There are also serious, unresolved issues of data privacy law that may soon complicate how companies handle collecting information about employees.  The recently enacted California Consumer Privacy Act (CCPA) includes provisions that will require companies to treat employee data with the same strict handling-requirements they do for consumers. Requirements for compliance have been delayed until 2021. However, the liability implications are significant: in the event of a data breach where employee data is exposed, the potential fines levied could be catastrophic.  This is just one of many reasons companies should apply an ‘only as much as needed’ approach to employee data collection.


Currently, it’s hard to tell when work-practices will be ‘returning to normal.’  Even if the current health-crisis abates quickly, many believe that the shift to a high-proportion of remote-workers may be here to stay.

According to another Gartner survey, almost 3 in 4 CFOs plan to transition some of their workers who previously worked on-site to permanently remote positions after the COVID-19 pandemic ends. As a survey conducted by IBM earlier this year shows, at least one in two employees would welcome a chance to work remotely.

As they provide their workers with increased flexibility and independence, it’s reasonable for employers to expect some degree of new oversight in return.
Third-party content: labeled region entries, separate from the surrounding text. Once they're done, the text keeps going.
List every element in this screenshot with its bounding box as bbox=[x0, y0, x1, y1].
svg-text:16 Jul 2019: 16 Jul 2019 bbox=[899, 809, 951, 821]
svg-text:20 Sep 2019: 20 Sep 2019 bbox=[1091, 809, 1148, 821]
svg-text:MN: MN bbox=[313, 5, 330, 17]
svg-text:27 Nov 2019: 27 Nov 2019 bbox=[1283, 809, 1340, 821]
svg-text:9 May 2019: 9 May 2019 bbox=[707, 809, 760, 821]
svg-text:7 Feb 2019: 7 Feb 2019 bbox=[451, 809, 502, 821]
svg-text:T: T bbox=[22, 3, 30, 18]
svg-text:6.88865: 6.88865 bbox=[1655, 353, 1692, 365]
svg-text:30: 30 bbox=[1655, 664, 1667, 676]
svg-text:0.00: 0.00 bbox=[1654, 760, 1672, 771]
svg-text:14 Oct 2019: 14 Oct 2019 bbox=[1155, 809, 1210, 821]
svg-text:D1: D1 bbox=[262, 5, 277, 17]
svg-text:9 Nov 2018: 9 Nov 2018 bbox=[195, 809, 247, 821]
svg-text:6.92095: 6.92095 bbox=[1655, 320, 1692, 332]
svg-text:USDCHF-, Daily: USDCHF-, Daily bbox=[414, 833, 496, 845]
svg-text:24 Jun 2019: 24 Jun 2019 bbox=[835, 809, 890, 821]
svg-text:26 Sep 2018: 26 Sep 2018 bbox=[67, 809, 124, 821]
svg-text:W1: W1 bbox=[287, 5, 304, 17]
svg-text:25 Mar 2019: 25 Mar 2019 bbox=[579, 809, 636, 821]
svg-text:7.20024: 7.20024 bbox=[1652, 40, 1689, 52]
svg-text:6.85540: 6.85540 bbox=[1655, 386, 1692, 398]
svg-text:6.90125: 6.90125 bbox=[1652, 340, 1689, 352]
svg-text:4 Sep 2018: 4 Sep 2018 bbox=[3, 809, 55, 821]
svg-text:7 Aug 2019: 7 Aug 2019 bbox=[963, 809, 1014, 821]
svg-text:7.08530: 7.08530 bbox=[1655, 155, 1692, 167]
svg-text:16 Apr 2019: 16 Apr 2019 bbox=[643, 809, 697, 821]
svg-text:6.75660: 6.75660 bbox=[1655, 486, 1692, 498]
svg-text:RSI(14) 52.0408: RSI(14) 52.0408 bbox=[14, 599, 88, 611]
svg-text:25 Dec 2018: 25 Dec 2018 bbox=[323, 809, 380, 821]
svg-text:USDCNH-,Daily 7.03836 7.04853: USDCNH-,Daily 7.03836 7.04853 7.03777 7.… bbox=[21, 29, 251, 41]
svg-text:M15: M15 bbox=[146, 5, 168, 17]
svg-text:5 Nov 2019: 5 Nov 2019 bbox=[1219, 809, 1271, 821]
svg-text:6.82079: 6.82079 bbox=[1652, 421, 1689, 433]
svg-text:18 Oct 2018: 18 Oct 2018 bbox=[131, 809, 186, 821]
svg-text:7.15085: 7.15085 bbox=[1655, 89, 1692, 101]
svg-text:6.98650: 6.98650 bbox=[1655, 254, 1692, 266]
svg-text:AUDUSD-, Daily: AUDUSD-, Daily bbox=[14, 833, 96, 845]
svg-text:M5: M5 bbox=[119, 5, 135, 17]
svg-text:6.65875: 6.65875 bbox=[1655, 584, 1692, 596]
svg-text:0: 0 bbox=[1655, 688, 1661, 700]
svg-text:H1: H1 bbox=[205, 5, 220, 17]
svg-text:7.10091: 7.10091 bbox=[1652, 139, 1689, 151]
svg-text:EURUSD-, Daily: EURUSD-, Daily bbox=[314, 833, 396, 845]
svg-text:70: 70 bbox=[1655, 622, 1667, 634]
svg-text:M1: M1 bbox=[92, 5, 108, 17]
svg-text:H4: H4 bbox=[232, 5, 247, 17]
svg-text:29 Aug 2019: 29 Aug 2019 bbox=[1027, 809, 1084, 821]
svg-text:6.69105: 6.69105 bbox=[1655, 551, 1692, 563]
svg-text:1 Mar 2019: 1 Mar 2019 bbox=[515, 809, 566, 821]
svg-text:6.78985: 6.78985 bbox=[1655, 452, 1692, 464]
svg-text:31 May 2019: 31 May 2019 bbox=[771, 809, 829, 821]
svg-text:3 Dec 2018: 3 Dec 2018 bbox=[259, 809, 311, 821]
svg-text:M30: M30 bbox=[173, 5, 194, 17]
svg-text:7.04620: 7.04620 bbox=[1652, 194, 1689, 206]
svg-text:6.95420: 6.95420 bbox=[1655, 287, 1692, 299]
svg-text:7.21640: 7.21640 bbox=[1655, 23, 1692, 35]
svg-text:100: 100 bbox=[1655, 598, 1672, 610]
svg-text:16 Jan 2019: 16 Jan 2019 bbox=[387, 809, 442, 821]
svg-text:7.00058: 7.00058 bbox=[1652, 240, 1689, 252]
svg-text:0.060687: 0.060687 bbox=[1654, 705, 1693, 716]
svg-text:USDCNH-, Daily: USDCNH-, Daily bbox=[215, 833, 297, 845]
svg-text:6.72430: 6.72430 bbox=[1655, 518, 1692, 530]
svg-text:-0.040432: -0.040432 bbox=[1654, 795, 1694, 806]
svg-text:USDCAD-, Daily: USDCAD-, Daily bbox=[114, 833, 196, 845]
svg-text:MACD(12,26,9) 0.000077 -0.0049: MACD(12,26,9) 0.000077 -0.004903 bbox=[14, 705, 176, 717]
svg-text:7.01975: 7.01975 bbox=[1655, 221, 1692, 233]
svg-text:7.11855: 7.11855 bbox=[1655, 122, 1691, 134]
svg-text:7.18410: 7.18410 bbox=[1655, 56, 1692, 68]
But in asking remote employees to acquiesce to greater disclosure of their activity, employers will need to help convince workers that these are necessary trade-offs.

Just because there’s been a boom in workplace surveillance tools doesn’t mean employers should rush to use these tools without considering the consequences of hasty implementation.  There are risks, both reputational as well as legal, to over utilizing employee-monitoring surveillance. Until some norms have been set for how remote-management is done best, we advise maintaining a ‘one step at a time’ approach, where feedback and buy-in are received from employees in advance.